(Using Adadelta) After reloading checkpoint loss exhibit high rate of change compared to when it was saved

@final
class Checkpoint:
    def __init__(self, epoch: int, accuracy: float, loss: float,
                 model: Net,
                 optimizer: Optimizer
) -> None:
        self.epoch = epoch
        self.accuracy = accuracy
        self.loss = loss
        self.model = copy.deepcopy(model.state_dict())
        self.optimizer = copy.deepcopy(optimizer.state_dict())
        self.rng_state = torch.get_rng_state()
        self.cuda_rng_state = torch.cuda.get_rng_state() if torch.cuda.is_available() else None
        self.numpy_rng_state = np.random.get_state()
        self.python_rng_state =random.getstate()

    def restore(self, model: Net, optimizer: Optimizer):
        assert self.model
        model.load_state_dict(self.model)
        assert self.optimizer
        optimizer.load_state_dict(self.optimizer)
        # older versions didn't have the rng states
        if hasattr(self,"rng_state"):
          torch.set_rng_state(self.rng_state)
        if hasattr(self,"cuda_rng_state"):
          if torch.cuda.is_available() and self.cuda_rng_state is not None:
              torch.cuda.set_rng_state(self.cuda_rng_state)
        if hasattr(self,"numpy_rng_state"):
          np.random.set_state(self.numpy_rng_state)
        if hasattr(self,"python_rng_state"):
          random.setstate(self.python_rng_state)

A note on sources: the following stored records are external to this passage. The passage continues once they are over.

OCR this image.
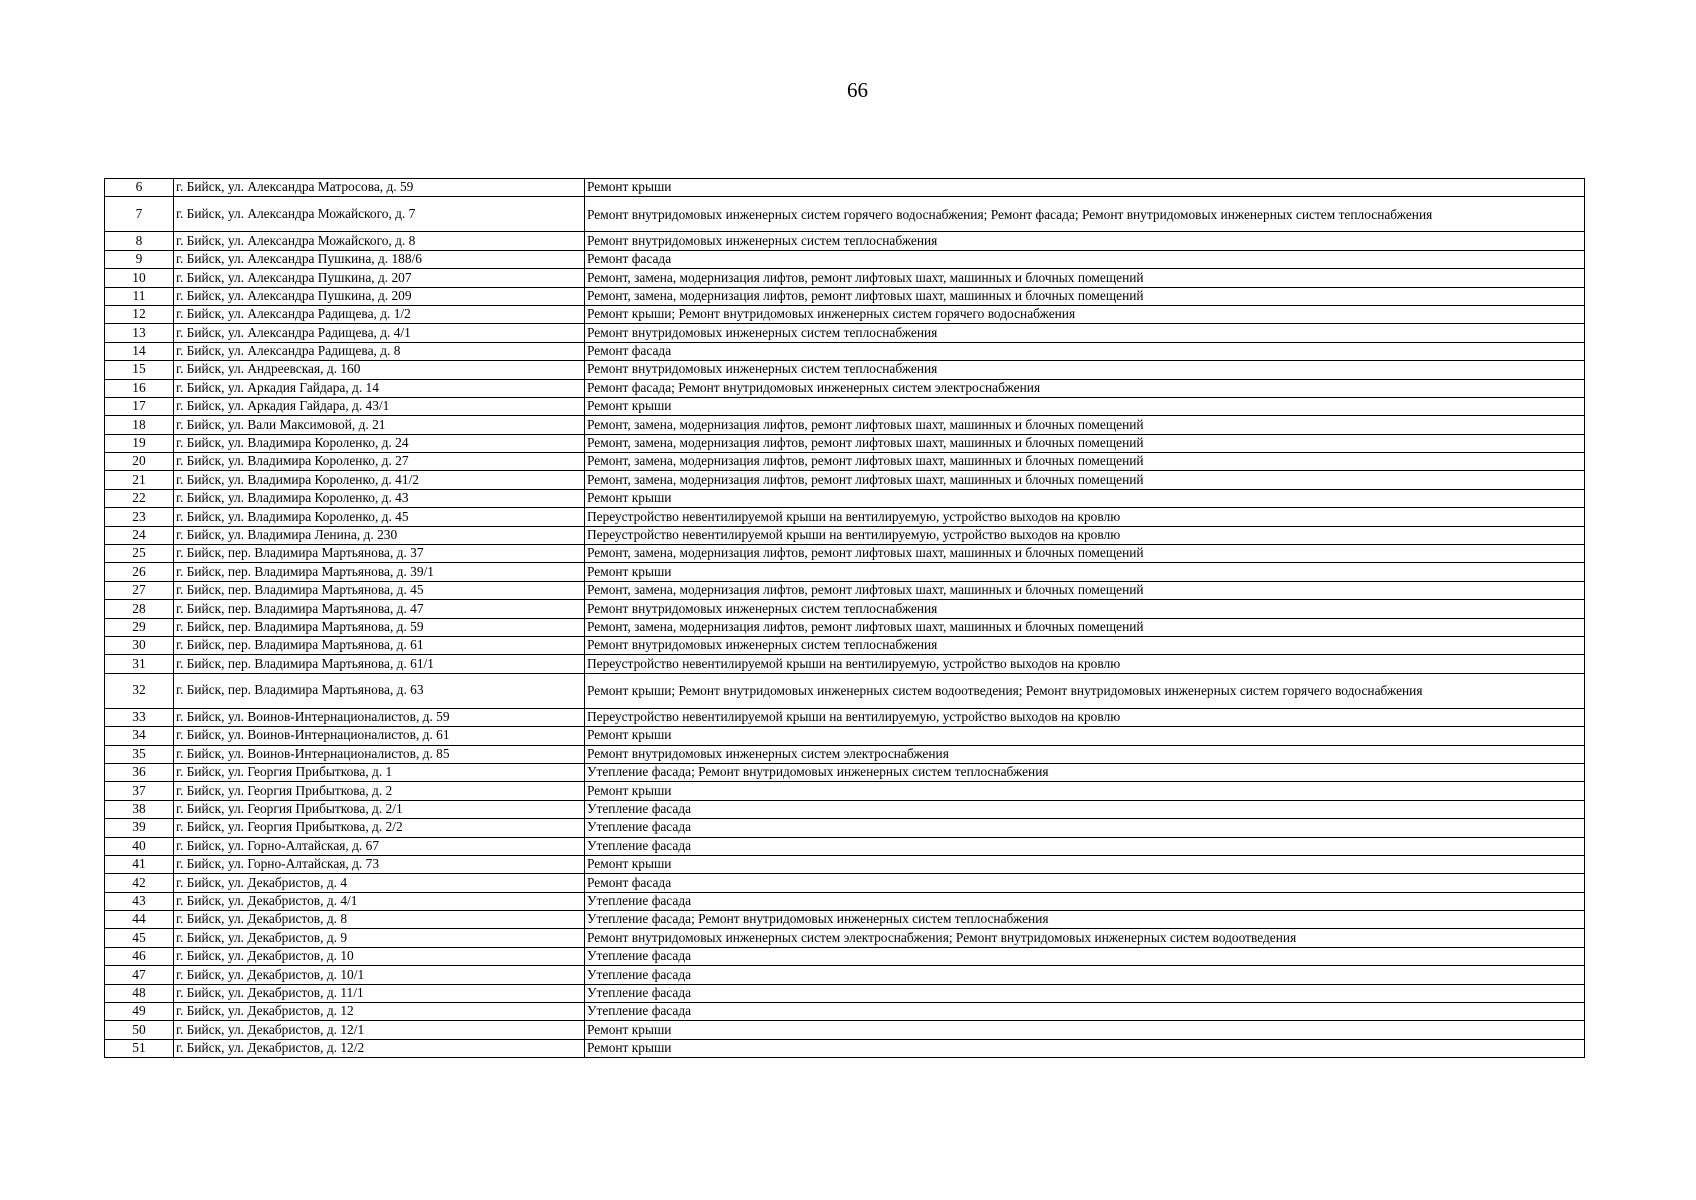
66
6	г. Бийск, ул. Александра Матросова, д. 59	Ремонт крыши
7	г. Бийск, ул. Александра Можайского, д. 7	Ремонт внутридомовых инженерных систем горячего водоснабжения; Ремонт фасада; Ремонт внутридомовых инженерных систем теплоснабжения
8	г. Бийск, ул. Александра Можайского, д. 8	Ремонт внутридомовых инженерных систем теплоснабжения
9	г. Бийск, ул. Александра Пушкина, д. 188/6	Ремонт фасада
10	г. Бийск, ул. Александра Пушкина, д. 207	Ремонт, замена, модернизация лифтов, ремонт лифтовых шахт, машинных и блочных помещений
11	г. Бийск, ул. Александра Пушкина, д. 209	Ремонт, замена, модернизация лифтов, ремонт лифтовых шахт, машинных и блочных помещений
12	г. Бийск, ул. Александра Радищева, д. 1/2	Ремонт крыши; Ремонт внутридомовых инженерных систем горячего водоснабжения
13	г. Бийск, ул. Александра Радищева, д. 4/1	Ремонт внутридомовых инженерных систем теплоснабжения
14	г. Бийск, ул. Александра Радищева, д. 8	Ремонт фасада
15	г. Бийск, ул. Андреевская, д. 160	Ремонт внутридомовых инженерных систем теплоснабжения
16	г. Бийск, ул. Аркадия Гайдара, д. 14	Ремонт фасада; Ремонт внутридомовых инженерных систем электроснабжения
17	г. Бийск, ул. Аркадия Гайдара, д. 43/1	Ремонт крыши
18	г. Бийск, ул. Вали Максимовой, д. 21	Ремонт, замена, модернизация лифтов, ремонт лифтовых шахт, машинных и блочных помещений
19	г. Бийск, ул. Владимира Короленко, д. 24	Ремонт, замена, модернизация лифтов, ремонт лифтовых шахт, машинных и блочных помещений
20	г. Бийск, ул. Владимира Короленко, д. 27	Ремонт, замена, модернизация лифтов, ремонт лифтовых шахт, машинных и блочных помещений
21	г. Бийск, ул. Владимира Короленко, д. 41/2	Ремонт, замена, модернизация лифтов, ремонт лифтовых шахт, машинных и блочных помещений
22	г. Бийск, ул. Владимира Короленко, д. 43	Ремонт крыши
23	г. Бийск, ул. Владимира Короленко, д. 45	Переустройство невентилируемой крыши на вентилируемую, устройство выходов на кровлю
24	г. Бийск, ул. Владимира Ленина, д. 230	Переустройство невентилируемой крыши на вентилируемую, устройство выходов на кровлю
25	г. Бийск, пер. Владимира Мартьянова, д. 37	Ремонт, замена, модернизация лифтов, ремонт лифтовых шахт, машинных и блочных помещений
26	г. Бийск, пер. Владимира Мартьянова, д. 39/1	Ремонт крыши
27	г. Бийск, пер. Владимира Мартьянова, д. 45	Ремонт, замена, модернизация лифтов, ремонт лифтовых шахт, машинных и блочных помещений
28	г. Бийск, пер. Владимира Мартьянова, д. 47	Ремонт внутридомовых инженерных систем теплоснабжения
29	г. Бийск, пер. Владимира Мартьянова, д. 59	Ремонт, замена, модернизация лифтов, ремонт лифтовых шахт, машинных и блочных помещений
30	г. Бийск, пер. Владимира Мартьянова, д. 61	Ремонт внутридомовых инженерных систем теплоснабжения
31	г. Бийск, пер. Владимира Мартьянова, д. 61/1	Переустройство невентилируемой крыши на вентилируемую, устройство выходов на кровлю
32	г. Бийск, пер. Владимира Мартьянова, д. 63	Ремонт крыши; Ремонт внутридомовых инженерных систем водоотведения; Ремонт внутридомовых инженерных систем горячего водоснабжения
33	г. Бийск, ул. Воинов-Интернационалистов, д. 59	Переустройство невентилируемой крыши на вентилируемую, устройство выходов на кровлю
34	г. Бийск, ул. Воинов-Интернационалистов, д. 61	Ремонт крыши
35	г. Бийск, ул. Воинов-Интернационалистов, д. 85	Ремонт внутридомовых инженерных систем электроснабжения
36	г. Бийск, ул. Георгия Прибыткова, д. 1	Утепление фасада; Ремонт внутридомовых инженерных систем теплоснабжения
37	г. Бийск, ул. Георгия Прибыткова, д. 2	Ремонт крыши
38	г. Бийск, ул. Георгия Прибыткова, д. 2/1	Утепление фасада
39	г. Бийск, ул. Георгия Прибыткова, д. 2/2	Утепление фасада
40	г. Бийск, ул. Горно-Алтайская, д. 67	Утепление фасада
41	г. Бийск, ул. Горно-Алтайская, д. 73	Ремонт крыши
42	г. Бийск, ул. Декабристов, д. 4	Ремонт фасада
43	г. Бийск, ул. Декабристов, д. 4/1	Утепление фасада
44	г. Бийск, ул. Декабристов, д. 8	Утепление фасада; Ремонт внутридомовых инженерных систем теплоснабжения
45	г. Бийск, ул. Декабристов, д. 9	Ремонт внутридомовых инженерных систем электроснабжения; Ремонт внутридомовых инженерных систем водоотведения
46	г. Бийск, ул. Декабристов, д. 10	Утепление фасада
47	г. Бийск, ул. Декабристов, д. 10/1	Утепление фасада
48	г. Бийск, ул. Декабристов, д. 11/1	Утепление фасада
49	г. Бийск, ул. Декабристов, д. 12	Утепление фасада
50	г. Бийск, ул. Декабристов, д. 12/1	Ремонт крыши
51	г. Бийск, ул. Декабристов, д. 12/2	Ремонт крыши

The lr is confirmed to be the same, but the rate of change of loss function initially high, even though before saving it had reached a steady state plateau. It as though the adadelta state is being recomputed from scratch, yet I can see that the state is successfully reloaded. An array of 10 parameter groups, corresponding to 5 layers, are there. The groups each have “step”, “square_avg”, and “acc_delta” tensors.

Any similar experiences?